Planegg – Laughter yoga in self-experiment – District of Munich

“And now laugh freely!” Cornelia Leisch announces from her small zoom tile at the top left of the screen. After the first exercises were so little scary that one had already wondered where the decades-old aversion to laughter yoga actually came from, things are now getting serious. Free laugh? Something like “free Chinese” arrives in the brain and the simultaneous information that it is not available. You try to open your mouth, but nothing comes out. While more and more chicken chatter in various pitches comes out of the laptop’s speaker, you can’t even croak. Laugh? How does that even work? Have you ever laughed at all?

On Sunday, the European Professional Association for Laughter Yoga and Humor Training celebrates its 20th anniversary. To mark this occasion, you can take part in free online laughter training for one day. Further information is available at lachverband.org. Cornelia Leisch from Planegg is the chair of this institution, which has around 80 members from Germany, Switzerland and Austria. The Indian doctor Madan Kataria invented laughter yoga in 1995 in Mumbai, where he also founded the first laughter clubs. The idea spread around the world. The Munich laughing club in Westpark has been around for 17 years. Cornelia Leisch met him when she came back to Germany in 2001 from an unsuccessful emigration to Venezuela and the Dominican Republic. Neither sun, nor a gift shop on the beach, nor romantic love there had made her depression go away. This was only achieved through contact with laughter yoga.

At first she simply took part in the laughter meetings. “I went there, followed the instructions for the laughter exercises and didn’t have to do anything else. I didn’t have to present myself, didn’t have to say anything, no one had any expectations of me and after an hour of laughing in the group I felt like a different person. My Happiness flowed through my body. It was like a revelation.” This is how Leisch describes her first attempts at laughing. At some point she took over the management of the Westpark laughter club. Because of Corona, she is currently offering the laughter training via Zoom. As chairwoman of the association, she also organizes the training courses for laughter coaches.

According to the pure teaching one should fake laughter. But Cornelia Leisch is not that strict

Laugh on command? “Yes, there are many reservations,” says Leisch the day after the zoom training at Café Sickinger in Planegg. Many people think of artificial laughter, of falsehood, of cold laughter, says Leisch. “It took me five years to get the laugh club up and running in the West Park.” Precisely because many people would be frightened by the thought of such things. That’s why Leisch also changed direction in laughter training. The inventor Kataria issued the motto: Fake it until you make it. So: fake it until you actually laugh. But that’s exactly what many people don’t want, they just feel too funny about it.

Although Cornelia Leisch had also done her training using this method, she found the representative of another, gentler direction, who founded it in 2006, better: the Frenchman Sebastien Gendry – who, by the way, will also teach via Zoom on Sunday. He believes that you shouldn’t do anything artificial when it comes to laughter training. You don’t have to laugh, that’s how it is. “Laughter is in us and wants to get out anyway,” says Leisch. Therefore it will appear when the time is right. Many people have great inhibitions and many negative reviews in the back of their minds. The sentence “Don’t laugh so stupid!” or the topic of laughing at is present for many. Daring to laugh is not that easy.

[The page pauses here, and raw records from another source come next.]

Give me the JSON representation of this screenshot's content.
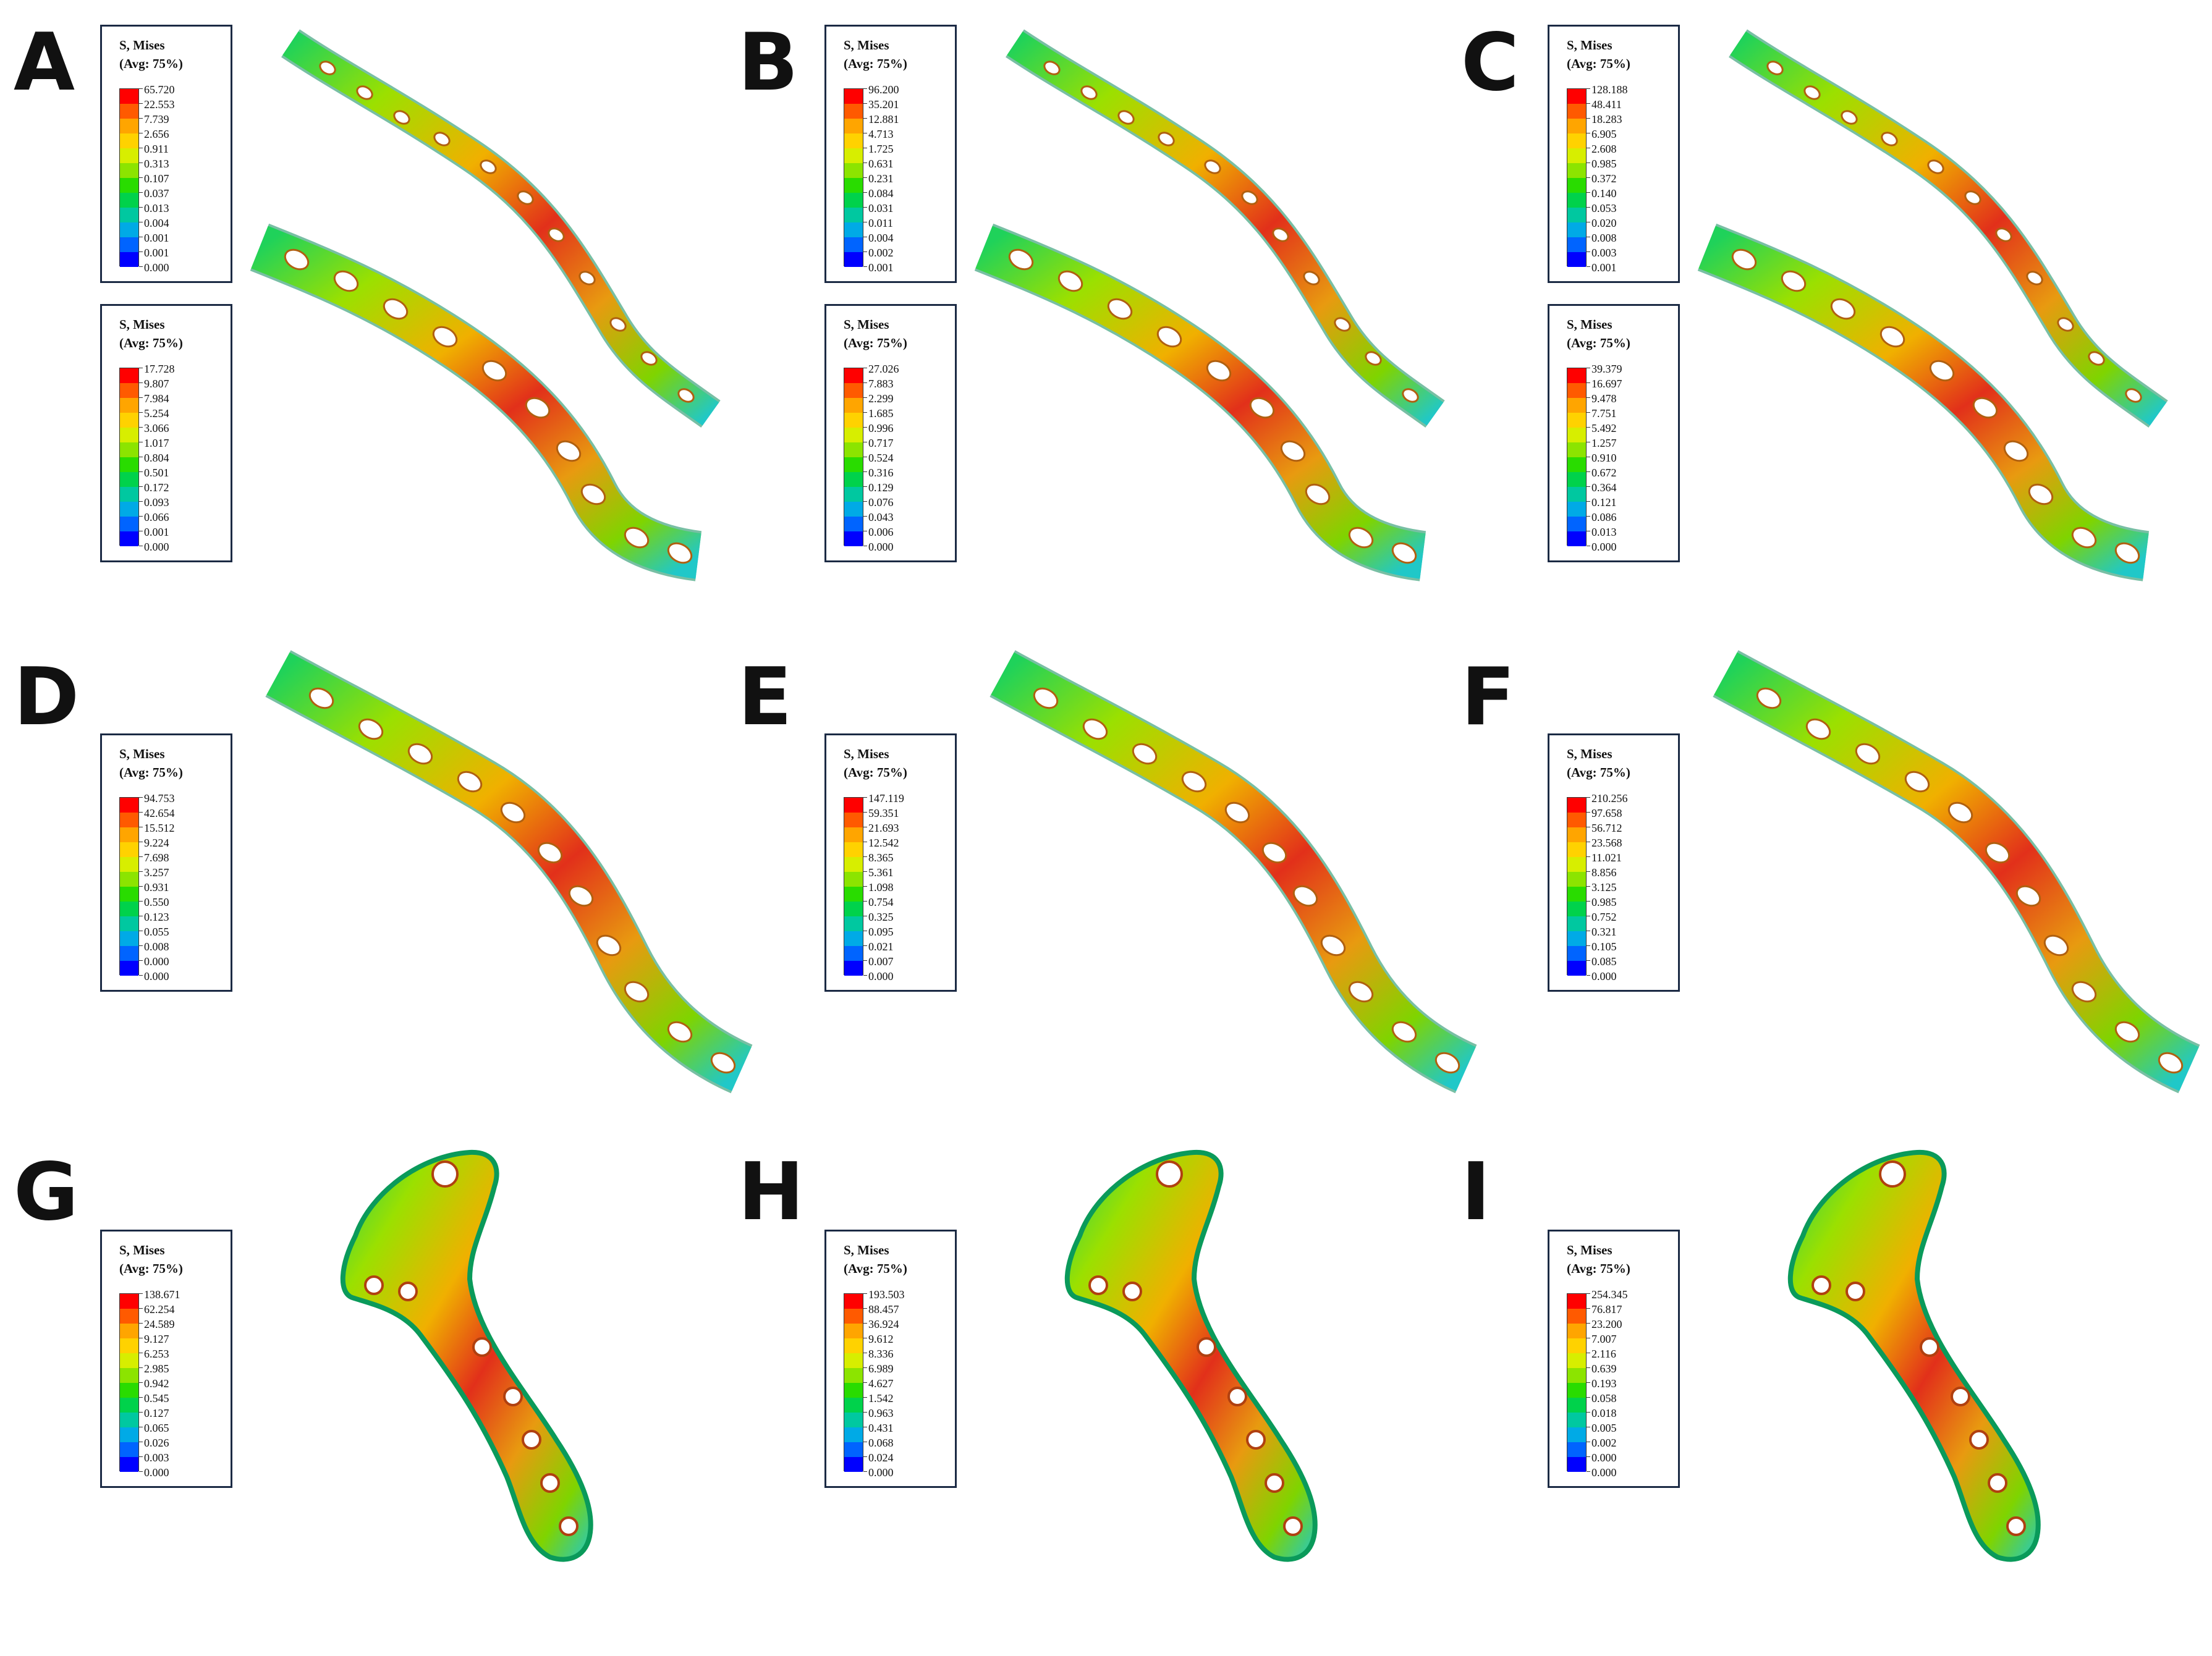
{
  "colorbar": [
    "#ff0000",
    "#ff5a00",
    "#ffa500",
    "#ffd200",
    "#d7ee00",
    "#8ce400",
    "#29dc00",
    "#00d24b",
    "#00c8a0",
    "#00aae6",
    "#0064ff",
    "#0000ff"
  ],
  "panels": [
    {
      "label": "A",
      "legends": [
        {
          "title": "S, Mises",
          "subtitle": "(Avg: 75%)",
          "values": [
            "65.720",
            "22.553",
            "7.739",
            "2.656",
            "0.911",
            "0.313",
            "0.107",
            "0.037",
            "0.013",
            "0.004",
            "0.001",
            "0.001",
            "0.000"
          ]
        },
        {
          "title": "S, Mises",
          "subtitle": "(Avg: 75%)",
          "values": [
            "17.728",
            "9.807",
            "7.984",
            "5.254",
            "3.066",
            "1.017",
            "0.804",
            "0.501",
            "0.172",
            "0.093",
            "0.066",
            "0.001",
            "0.000"
          ]
        }
      ]
    },
    {
      "label": "B",
      "legends": [
        {
          "title": "S, Mises",
          "subtitle": "(Avg: 75%)",
          "values": [
            "96.200",
            "35.201",
            "12.881",
            "4.713",
            "1.725",
            "0.631",
            "0.231",
            "0.084",
            "0.031",
            "0.011",
            "0.004",
            "0.002",
            "0.001"
          ]
        },
        {
          "title": "S, Mises",
          "subtitle": "(Avg: 75%)",
          "values": [
            "27.026",
            "7.883",
            "2.299",
            "1.685",
            "0.996",
            "0.717",
            "0.524",
            "0.316",
            "0.129",
            "0.076",
            "0.043",
            "0.006",
            "0.000"
          ]
        }
      ]
    },
    {
      "label": "C",
      "legends": [
        {
          "title": "S, Mises",
          "subtitle": "(Avg: 75%)",
          "values": [
            "128.188",
            "48.411",
            "18.283",
            "6.905",
            "2.608",
            "0.985",
            "0.372",
            "0.140",
            "0.053",
            "0.020",
            "0.008",
            "0.003",
            "0.001"
          ]
        },
        {
          "title": "S, Mises",
          "subtitle": "(Avg: 75%)",
          "values": [
            "39.379",
            "16.697",
            "9.478",
            "7.751",
            "5.492",
            "1.257",
            "0.910",
            "0.672",
            "0.364",
            "0.121",
            "0.086",
            "0.013",
            "0.000"
          ]
        }
      ]
    },
    {
      "label": "D",
      "legends": [
        {
          "title": "S, Mises",
          "subtitle": "(Avg: 75%)",
          "values": [
            "94.753",
            "42.654",
            "15.512",
            "9.224",
            "7.698",
            "3.257",
            "0.931",
            "0.550",
            "0.123",
            "0.055",
            "0.008",
            "0.000",
            "0.000"
          ]
        }
      ]
    },
    {
      "label": "E",
      "legends": [
        {
          "title": "S, Mises",
          "subtitle": "(Avg: 75%)",
          "values": [
            "147.119",
            "59.351",
            "21.693",
            "12.542",
            "8.365",
            "5.361",
            "1.098",
            "0.754",
            "0.325",
            "0.095",
            "0.021",
            "0.007",
            "0.000"
          ]
        }
      ]
    },
    {
      "label": "F",
      "legends": [
        {
          "title": "S, Mises",
          "subtitle": "(Avg: 75%)",
          "values": [
            "210.256",
            "97.658",
            "56.712",
            "23.568",
            "11.021",
            "8.856",
            "3.125",
            "0.985",
            "0.752",
            "0.321",
            "0.105",
            "0.085",
            "0.000"
          ]
        }
      ]
    },
    {
      "label": "G",
      "legends": [
        {
          "title": "S, Mises",
          "subtitle": "(Avg: 75%)",
          "values": [
            "138.671",
            "62.254",
            "24.589",
            "9.127",
            "6.253",
            "2.985",
            "0.942",
            "0.545",
            "0.127",
            "0.065",
            "0.026",
            "0.003",
            "0.000"
          ]
        }
      ]
    },
    {
      "label": "H",
      "legends": [
        {
          "title": "S, Mises",
          "subtitle": "(Avg: 75%)",
          "values": [
            "193.503",
            "88.457",
            "36.924",
            "9.612",
            "8.336",
            "6.989",
            "4.627",
            "1.542",
            "0.963",
            "0.431",
            "0.068",
            "0.024",
            "0.000"
          ]
        }
      ]
    },
    {
      "label": "I",
      "legends": [
        {
          "title": "S, Mises",
          "subtitle": "(Avg: 75%)",
          "values": [
            "254.345",
            "76.817",
            "23.200",
            "7.007",
            "2.116",
            "0.639",
            "0.193",
            "0.058",
            "0.018",
            "0.005",
            "0.002",
            "0.000",
            "0.000"
          ]
        }
      ]
    }
  ]
}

The cackling of the old hands is contagious

Since Cornelia Leisch revealed this to the participants in a short introduction before the Zoom trial lesson, the experience of refusing to laugh is no reason to quickly click on “Leave”. You can just listen to how others laugh. Of course not all either. A closer look at the small tiles with faces reveals that some also look a bit confused. Others, however, are an invitation to laugh as well. For example Ralph, who laughs with such amusing lightness and without any stuttering, while leaning back in his chair, sometimes cheering a bit. Or Sonja on the bottom right with her cackling and giggling, who also doesn’t seem to have a problem letting out a laugh. These laughers are probably the “old hands” that Leisch is addressing. Namely those who have just completed a five-week laughter course. In the last hour, newcomers are always allowed to join. That’s us, who shy away from free laughter like a horse from an obstacle.

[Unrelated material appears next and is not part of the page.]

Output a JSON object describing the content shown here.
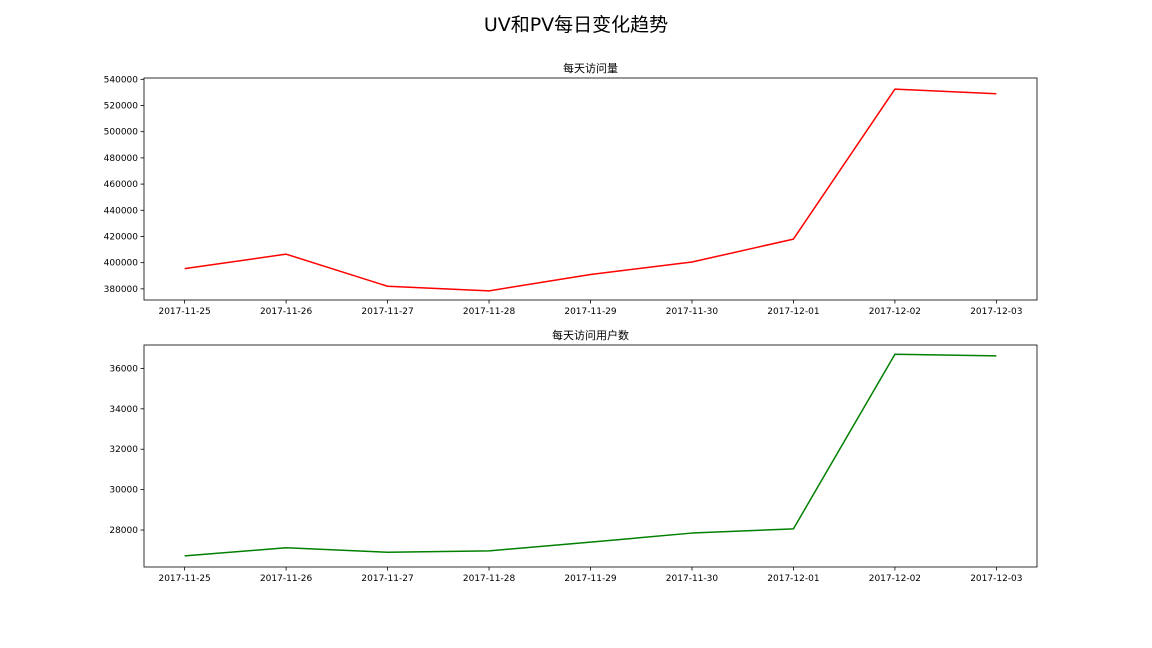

But until then it was definitely wonderful and totally relaxed, full of childlike lightness. Clap and finger exercises where you could funnily get confused – while saying “Ho ho ha ha ha” out loud. Breathing exercises with arms up and down, stand up and wiggle back and forth. There are four categories of exercises that make up a laughter workout: physical exercises, breathing exercises, positive reinforcers (yelling “Ouch, throwing your arms up”), and finally, the laughter exercises.

Before the meeting is over, you discover your funny bone just by looking at Ralph and – no, not at him, but laughing with him. He’s just great. And the advantage of Zoom is that nobody can watch so closely. What you then manage to do is not loud, free laughter, but rather suppressed laughter. Nevertheless, when everyone closes their eyes for a while afterwards, you actually feel them: the endorphins. A sweet little dose. Just enough to leave you wanting more.